Combination of haemolytic anaemia, thrombocytopenia and oliguric renal failure was highly suspicious for thrombotic thrombocytopenic purpura (TTP) or haemolytic-uremic syndrome (HUS) as the most prominent forms of thrombotic microangiopathy (TMA). Because of that, simultaneously with additional diagnostic procedures, urgent therapeutic plasma exchange (TPE) was commenced. Additional laboratory determination of complement concentrations (represented in Table 1), immunology tests, tumour markers, and microbiological tests were done in our hospital, while antiplatelet antibodies and a disintegrin and metalloproteinase with a thrombospondin type 1 motif, member 13 (ADAMTS 13) activity was done in the referral laboratory. Since patient was anuric with a persistent rise in serum creatinine values (peak value of 636 µmol/L) from day 2 haemodialysis (HD) was started. In the meanwhile, some results were available: normal activity of ADAMTS 13 made the diagnosis of a TTP unlikely, all microbiological tests were negative but low complement concentrations along with acute renal failure were suggestible for atypical HUS. On day 7 renal biopsy was performed and while awaiting pathohistological diagnosis TPE and HD were continued. Renal biopsy revealed acute interstitial nephritis as a hypersensitivity reaction. Patient record was thoroughly re-checked and after detailed interview with patient, frequent use of ibuprofen in last few months was discovered. The patient was started on pulse dose of intravenous glucocorticoids for 3 days followed by peroral glucocorticoids with taper off regimen over 6 weeks. In all, 6 HD and 7 TPE were performed. With glucocorticoids patient condition improved and on discharge serum creatinine was 94 µmol/L without the signs of haemolysis and with normal platelet count. Table 1 provides an overview of laboratory results from admission to Emergency Department until patient discharge.
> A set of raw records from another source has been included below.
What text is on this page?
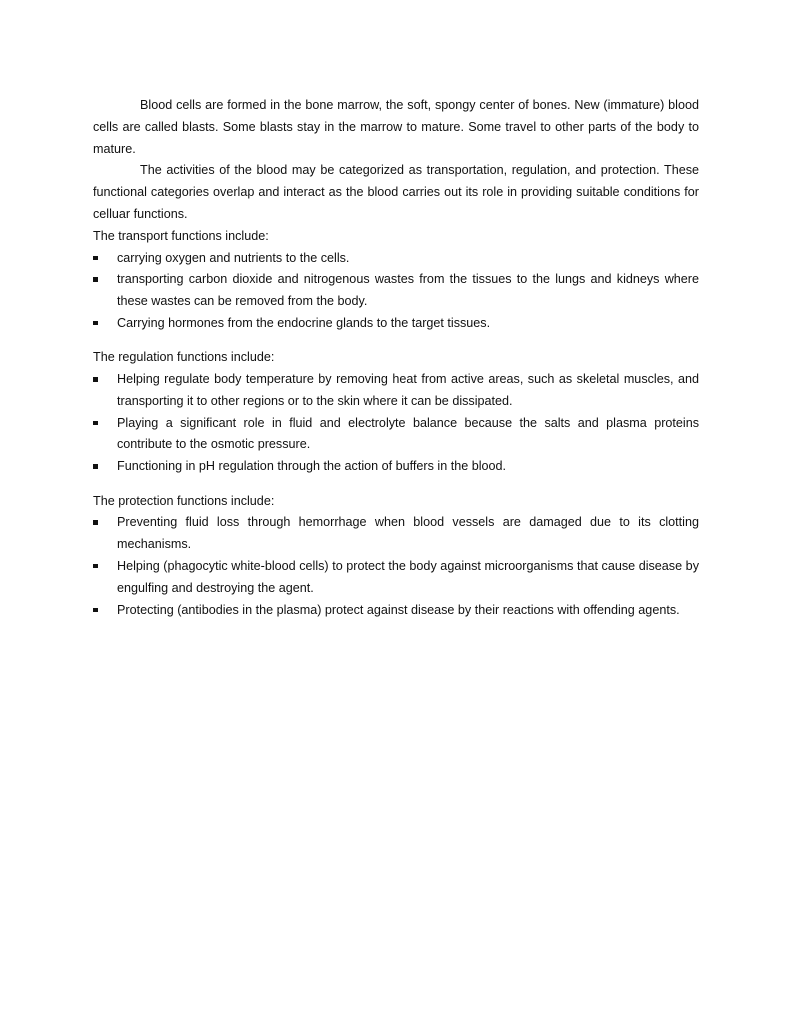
Blood cells are formed in the bone marrow, the soft, spongy center of bones. New (immature) blood cells are called blasts. Some blasts stay in the marrow to mature. Some travel to other parts of the body to mature.

The activities of the blood may be categorized as transportation, regulation, and protection. These functional categories overlap and interact as the blood carries out its role in providing suitable conditions for celluar functions.

The transport functions include:

carrying oxygen and nutrients to the cells.
transporting carbon dioxide and nitrogenous wastes from the tissues to the lungs and kidneys where these wastes can be removed from the body.
Carrying hormones from the endocrine glands to the target tissues.

The regulation functions include:

Helping regulate body temperature by removing heat from active areas, such as skeletal muscles, and transporting it to other regions or to the skin where it can be dissipated.
Playing a significant role in fluid and electrolyte balance because the salts and plasma proteins contribute to the osmotic pressure.
Functioning in pH regulation through the action of buffers in the blood.

The protection functions include:

Preventing fluid loss through hemorrhage when blood vessels are damaged due to its clotting mechanisms.
Helping (phagocytic white-blood cells) to protect the body against microorganisms that cause disease by engulfing and destroying the agent.
Protecting (antibodies in the plasma) protect against disease by their reactions with offending agents.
This case report describes a management of patient with dark brown serum/plasma coloration. Previous publications reporting such kind of colour point to methaemoglobinemia or in vivo hemolysis (8, 9). Methaemoglobinemia is caused by change of haemoglobin iron from normal, ferrous (Fe2+) into ferric (Fe3+) form. Toxic agents like nitrates, chlorates or drugs like quinones and sulfonamides or local anesthetics cause oxidation from ferrous into ferric state (10).
Immunoturbidimetric analysis showed low haptoglobin concentration and confirmed in vivo haemolysis. Interestingly, another case of black discoloration of serum by Srivastava et al. described the case of a patient who was on anti-tubercular treatment, although, in their case in vivo haemolysis was not confirmed (11).
Other than methaemoglobin, dark serum coloration can be caused by presence of myoglobin or methaemalbumin, which is composed of albumin bound to oxidized free heme due to intravascular haemolysis. We could consider as limitation of the report the fact that myoglobin and/or methaemalbumin measurements were not performed in our laboratory.
Lessons to learn from this case
In case of dark brown serum/plasma coloration, it would be advisable to:
perform biochemistry analysis of native and diluted serum,
check routine biochemistry results, specifically LD and indirect bilirubin,
communicate these findings to the clinician,
exclude suspicion to methaemoglobinemia or intravascular haemolysis by measurement of methaemoglobin and haptoglobin,
add remark on particular sample coloration on the patient report.